Germany's parliament was practically unanimous: The killings of over 1.5 million Armenians by Ottoman Turks in 1915 constituted genocide.
The German Bundestag's overwhelming vote last week in favor of this resolution, with just one vote against and one abstention, brought both gratitude and anger. Armenian communities, many of them descendants of genocide survivors who are dispersed across the world, are grateful. Turkey, however, was incensed and recalled its ambassador to Germany. Many Turks see the vote as not just a threat to longstanding German-Turkish relations, but to Turkish national identity.
These opposing emotional reactions over the "g-word" and its politics are nothing new. Turkey and its government have long denied the genocide took place, calling the use of the term a gross distortion of the truth. Instead they've chosen to interpret the killings as a consequence of war, and not a systematic attempt to wipe out most of the Armenian population of the Ottoman Empire. Turkey's most conciliatory step has come in the form of condolences offered in 2014 to descendants of genocide survivors by Recep Tayyip Erdogan, who was then prime minister (he is now Turkey's president).

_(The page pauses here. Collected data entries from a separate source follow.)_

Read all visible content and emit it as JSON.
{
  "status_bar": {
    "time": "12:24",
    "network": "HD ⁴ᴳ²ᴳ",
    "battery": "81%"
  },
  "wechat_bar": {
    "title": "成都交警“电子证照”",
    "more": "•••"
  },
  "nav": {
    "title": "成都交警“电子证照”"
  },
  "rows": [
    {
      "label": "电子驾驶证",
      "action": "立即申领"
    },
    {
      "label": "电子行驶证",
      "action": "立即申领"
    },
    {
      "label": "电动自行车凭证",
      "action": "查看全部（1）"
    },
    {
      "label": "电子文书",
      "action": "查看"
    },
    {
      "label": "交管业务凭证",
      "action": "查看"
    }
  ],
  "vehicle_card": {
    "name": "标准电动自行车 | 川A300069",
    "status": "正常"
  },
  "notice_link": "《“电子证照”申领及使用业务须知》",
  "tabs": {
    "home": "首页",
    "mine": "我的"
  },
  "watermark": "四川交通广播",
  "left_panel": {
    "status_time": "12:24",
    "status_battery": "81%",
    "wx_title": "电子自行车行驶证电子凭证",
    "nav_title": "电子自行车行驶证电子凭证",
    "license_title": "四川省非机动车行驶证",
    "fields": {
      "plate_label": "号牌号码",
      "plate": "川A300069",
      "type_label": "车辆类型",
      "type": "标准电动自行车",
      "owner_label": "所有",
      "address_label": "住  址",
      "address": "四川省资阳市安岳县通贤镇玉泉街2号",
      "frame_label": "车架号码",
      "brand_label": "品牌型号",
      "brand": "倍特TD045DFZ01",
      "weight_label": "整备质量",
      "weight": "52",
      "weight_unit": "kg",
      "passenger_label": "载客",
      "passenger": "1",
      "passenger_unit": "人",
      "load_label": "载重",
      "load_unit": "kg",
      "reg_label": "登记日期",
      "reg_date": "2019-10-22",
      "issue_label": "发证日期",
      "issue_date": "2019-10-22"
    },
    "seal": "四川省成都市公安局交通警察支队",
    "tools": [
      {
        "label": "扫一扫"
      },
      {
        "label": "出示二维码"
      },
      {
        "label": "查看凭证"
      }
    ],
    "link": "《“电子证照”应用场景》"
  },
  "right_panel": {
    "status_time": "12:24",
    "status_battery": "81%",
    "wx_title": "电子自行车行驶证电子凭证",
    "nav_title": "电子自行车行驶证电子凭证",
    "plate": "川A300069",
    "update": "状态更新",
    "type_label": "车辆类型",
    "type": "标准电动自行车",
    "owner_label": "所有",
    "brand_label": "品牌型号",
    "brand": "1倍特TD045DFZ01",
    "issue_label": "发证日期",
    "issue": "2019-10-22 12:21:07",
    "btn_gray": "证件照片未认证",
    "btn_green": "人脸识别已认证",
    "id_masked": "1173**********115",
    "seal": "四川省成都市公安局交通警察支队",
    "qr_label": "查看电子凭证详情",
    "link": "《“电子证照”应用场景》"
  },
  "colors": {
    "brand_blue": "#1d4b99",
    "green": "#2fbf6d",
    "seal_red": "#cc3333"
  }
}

Germany joins a growing list of countries — including Argentina, Canada, France and Russia — that recognize the Armenian genocide as such. The European Union's biggest nation broke away from holdouts like the United States that use different terminology, without the g-word. Germany's move adds pressure on Turkey and its policies of denial. It’s a monumental decision made all the more significant by the often unknown role Germany played in the mass extermination of Armenians, 30 years before the Holocaust.
An ally of the Ottomans, Germany had military officials across the empire who bore witness to the deportation and killings of the Armenian population, along with Assyrian and Greek minorities. Their role had both direct and indirect implications as many stayed silent, fought alongside Ottomans or provided weapons for the crimes that took place. Some sources also say the German role in the Armenian genocide became a model for the Holocaust.
Last week's vote acknowledged complicity, turning Germany into the “world experts in atonement,” as columnist Leonid Bershidsky described it.
But perhaps more revolutionary than the decision itself was the person who championed it: the co-leader of Germany’s Green Party, Cem Özdemir.
Considering his Turkish background, Özdemir’s pioneering involvement is noteworthy — an important, rare voice in Armenian-Turkish reconciliation. Many, including Armenians, praised what they saw as Özdemir’s moral courage in standing up to denial, even as he received threats and was called a traitor by Turkish politicians.
His support, and that of a small but strong group of Turkish activists, offers the Armenians some hope that Turks will one day do the same. For that to happen, a fundamental change has to come from within Turkey, from both officials and ordinary citizens challenging their past and the residue it has left behind.
The stakes seem high for Turkey, with its deepening descent into authoritarianism and nationalism, eroding press freedom, and long, fraught relationship with another minority group, the Kurds. To move forward as a democracy Turkey needs to revisit the blind spot in its history that became the crux through which its other problems are intrinsically connected, the event on which a modern Turkey grew: the Armenian genocide.
Armenians and Turks share a burden, one that changed the fate of millions in such explicit ways. More than 100 years on, Armenians have never forgotten this part of their history. But now more than ever, it is the Turks who must do the remembering.